HD Mini może komunikować się z drugim urządzeniem przy pomocy sieci WLAN w standardzie b/g lub poprzez protokół OBEX wykorzystywany w modułach Bluetooth. Podstawową łączność ze światem zapewnia moduł telefonii komórkowej. Ważną kwestią z punktu widzenia oszczędzania energii jest fakt, że podczas normalnej pracy (w zasięgu sieci GSM) urządzenie ma stale aktywne połączenie danych. Na szczęście zarządzanie energią wymusza na systemie automatyczne przejście do niższej przepływności np. z HSDPA do 3G w momencie dłuższego braku aktywności. Za pomocą widgetu do zarządzania energią możemy wyłączyć automatyczną synchronizację dzięki czemu zyskujemy cenną energię oraz ograniczamy ruch sieciowy. Wspomnieć musimy tutaj również o module GPS, pozwalającym ustalić pozycję geograficzną.
Czujniki, sensory…
Jak przystało na nowoczesny telefon, Mini posiada czujniki monitorujące jego otoczenie i nie tylko. W wyposażeniu standardowym znajdziemy akcelerometr, czujnik oświetlenia oraz czujnik zbliżeniowy. Brak natomiast popularnego w urządzeniach z systemem Android cyfrowego kompasu. Akcelerometr zapewnia nam automatyczną zmianę orientację ekranu w zależności od sposobu trzymania urządzenia. Z akcelerometru korzystają np. niektóre gry. Dzięki temu modułowi możemy położeniem (lub też poprzez jego zmianę) sterować grą.

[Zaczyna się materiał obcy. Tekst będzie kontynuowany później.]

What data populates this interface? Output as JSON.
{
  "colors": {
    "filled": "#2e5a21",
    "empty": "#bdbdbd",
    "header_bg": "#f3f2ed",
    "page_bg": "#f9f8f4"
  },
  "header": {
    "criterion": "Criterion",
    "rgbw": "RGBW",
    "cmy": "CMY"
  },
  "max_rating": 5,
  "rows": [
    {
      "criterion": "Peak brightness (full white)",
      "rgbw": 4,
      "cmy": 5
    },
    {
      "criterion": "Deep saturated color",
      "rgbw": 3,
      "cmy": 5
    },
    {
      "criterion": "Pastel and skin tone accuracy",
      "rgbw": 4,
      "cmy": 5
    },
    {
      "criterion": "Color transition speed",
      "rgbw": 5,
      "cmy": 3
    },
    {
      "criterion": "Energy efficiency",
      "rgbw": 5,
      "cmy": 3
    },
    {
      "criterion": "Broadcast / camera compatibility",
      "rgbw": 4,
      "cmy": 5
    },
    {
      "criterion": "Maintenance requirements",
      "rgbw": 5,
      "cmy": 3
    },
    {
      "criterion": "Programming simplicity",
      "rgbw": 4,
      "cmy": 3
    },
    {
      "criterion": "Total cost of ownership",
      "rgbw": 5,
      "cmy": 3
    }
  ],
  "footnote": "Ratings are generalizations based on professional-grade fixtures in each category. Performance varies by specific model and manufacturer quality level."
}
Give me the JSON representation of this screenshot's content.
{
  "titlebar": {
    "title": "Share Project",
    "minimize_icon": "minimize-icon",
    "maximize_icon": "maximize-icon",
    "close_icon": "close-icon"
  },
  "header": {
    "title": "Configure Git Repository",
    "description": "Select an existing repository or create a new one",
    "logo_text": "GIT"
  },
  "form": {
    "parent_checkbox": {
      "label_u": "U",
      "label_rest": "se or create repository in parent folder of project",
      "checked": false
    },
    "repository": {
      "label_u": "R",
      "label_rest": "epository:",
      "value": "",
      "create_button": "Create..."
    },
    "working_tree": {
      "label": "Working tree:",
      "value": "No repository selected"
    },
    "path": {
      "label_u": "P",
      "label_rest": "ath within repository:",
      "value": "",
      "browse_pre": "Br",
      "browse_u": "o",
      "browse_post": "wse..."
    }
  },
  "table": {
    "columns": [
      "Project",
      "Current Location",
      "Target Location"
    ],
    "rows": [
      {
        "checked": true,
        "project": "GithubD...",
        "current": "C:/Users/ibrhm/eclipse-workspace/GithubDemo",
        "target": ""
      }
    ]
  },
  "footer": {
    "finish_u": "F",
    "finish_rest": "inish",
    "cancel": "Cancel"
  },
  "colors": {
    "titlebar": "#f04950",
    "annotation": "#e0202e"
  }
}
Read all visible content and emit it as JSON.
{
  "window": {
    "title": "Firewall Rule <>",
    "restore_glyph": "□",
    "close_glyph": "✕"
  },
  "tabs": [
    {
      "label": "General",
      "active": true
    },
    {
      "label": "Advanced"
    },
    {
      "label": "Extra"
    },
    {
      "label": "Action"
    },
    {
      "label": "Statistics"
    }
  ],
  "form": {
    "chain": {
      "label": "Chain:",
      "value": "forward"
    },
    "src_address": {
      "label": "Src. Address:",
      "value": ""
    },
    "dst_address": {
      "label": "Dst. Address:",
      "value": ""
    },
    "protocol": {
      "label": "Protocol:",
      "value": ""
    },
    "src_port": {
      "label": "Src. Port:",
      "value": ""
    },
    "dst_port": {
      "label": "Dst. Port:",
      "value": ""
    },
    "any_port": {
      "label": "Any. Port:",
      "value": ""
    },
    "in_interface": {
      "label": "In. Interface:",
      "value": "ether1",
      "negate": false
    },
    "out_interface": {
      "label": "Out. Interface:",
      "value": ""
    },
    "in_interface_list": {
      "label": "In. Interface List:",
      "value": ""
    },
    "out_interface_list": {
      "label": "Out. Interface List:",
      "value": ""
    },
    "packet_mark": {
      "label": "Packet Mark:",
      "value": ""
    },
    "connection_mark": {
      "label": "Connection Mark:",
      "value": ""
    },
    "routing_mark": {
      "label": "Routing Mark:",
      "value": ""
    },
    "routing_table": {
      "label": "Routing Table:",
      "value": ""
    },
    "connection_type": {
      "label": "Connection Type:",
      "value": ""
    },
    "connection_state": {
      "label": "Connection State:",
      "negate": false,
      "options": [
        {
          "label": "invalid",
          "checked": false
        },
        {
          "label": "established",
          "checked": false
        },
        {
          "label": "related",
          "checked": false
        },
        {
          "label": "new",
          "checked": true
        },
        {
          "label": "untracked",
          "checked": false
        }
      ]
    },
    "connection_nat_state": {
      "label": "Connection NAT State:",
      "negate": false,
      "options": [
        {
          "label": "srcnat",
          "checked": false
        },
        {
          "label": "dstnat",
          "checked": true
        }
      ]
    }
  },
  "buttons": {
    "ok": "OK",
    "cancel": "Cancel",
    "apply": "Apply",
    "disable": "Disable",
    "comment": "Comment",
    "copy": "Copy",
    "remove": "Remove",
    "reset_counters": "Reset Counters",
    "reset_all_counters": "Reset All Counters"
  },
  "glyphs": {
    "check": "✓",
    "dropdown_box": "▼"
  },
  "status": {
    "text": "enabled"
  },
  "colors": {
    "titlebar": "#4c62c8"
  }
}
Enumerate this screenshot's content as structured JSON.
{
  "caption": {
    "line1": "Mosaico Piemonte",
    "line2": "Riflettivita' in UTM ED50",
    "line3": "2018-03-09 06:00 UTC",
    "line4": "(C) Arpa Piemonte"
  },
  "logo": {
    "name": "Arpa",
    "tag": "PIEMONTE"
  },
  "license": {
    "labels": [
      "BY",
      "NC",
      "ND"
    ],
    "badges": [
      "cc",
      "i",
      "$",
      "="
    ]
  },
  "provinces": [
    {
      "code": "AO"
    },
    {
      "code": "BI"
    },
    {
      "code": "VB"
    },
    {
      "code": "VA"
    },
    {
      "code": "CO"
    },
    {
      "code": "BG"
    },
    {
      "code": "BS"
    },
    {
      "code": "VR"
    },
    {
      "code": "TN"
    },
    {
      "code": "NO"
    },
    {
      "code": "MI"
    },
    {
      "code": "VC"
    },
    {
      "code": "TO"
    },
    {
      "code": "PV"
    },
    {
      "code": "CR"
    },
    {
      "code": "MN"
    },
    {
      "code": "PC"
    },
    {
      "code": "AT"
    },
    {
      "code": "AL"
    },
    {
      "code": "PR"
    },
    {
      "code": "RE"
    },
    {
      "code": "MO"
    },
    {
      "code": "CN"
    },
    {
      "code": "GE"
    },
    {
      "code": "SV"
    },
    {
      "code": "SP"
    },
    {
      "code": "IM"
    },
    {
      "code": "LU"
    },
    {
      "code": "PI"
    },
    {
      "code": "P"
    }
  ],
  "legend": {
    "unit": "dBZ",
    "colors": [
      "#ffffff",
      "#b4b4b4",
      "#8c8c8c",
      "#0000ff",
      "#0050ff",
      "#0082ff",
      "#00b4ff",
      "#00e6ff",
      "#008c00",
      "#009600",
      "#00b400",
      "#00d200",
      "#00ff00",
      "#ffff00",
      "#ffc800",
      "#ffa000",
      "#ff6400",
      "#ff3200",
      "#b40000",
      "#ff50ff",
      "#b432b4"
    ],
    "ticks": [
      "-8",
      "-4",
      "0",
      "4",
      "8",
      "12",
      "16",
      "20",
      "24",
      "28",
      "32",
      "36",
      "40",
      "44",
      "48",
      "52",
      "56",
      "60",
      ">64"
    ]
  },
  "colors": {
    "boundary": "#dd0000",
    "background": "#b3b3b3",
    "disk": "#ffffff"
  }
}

HTC z pewnością nie byłoby sobą, gdyby nie dodało swoich własnych rozwiązań. I oto mamy kilka drobiazgów umilających życie. Przykładowo, aby wyciszyć dzwoniący telefon wystarczy przełożyć go na drugą stronę. To rozwiązanie pamiętamy jeszcze z czasów pierwszej edycji modelu Touch Diamond. Jeśli jednak chcemy odebrać telefon to w momencie podnoszenia słuchawki głośność dzwonka zostanie zmniejszona. W momencie przyłożenia urządzenia do ucha ekran wyłączy się uniemożliwiając jednocześnie niechciane wybieranie funkcji.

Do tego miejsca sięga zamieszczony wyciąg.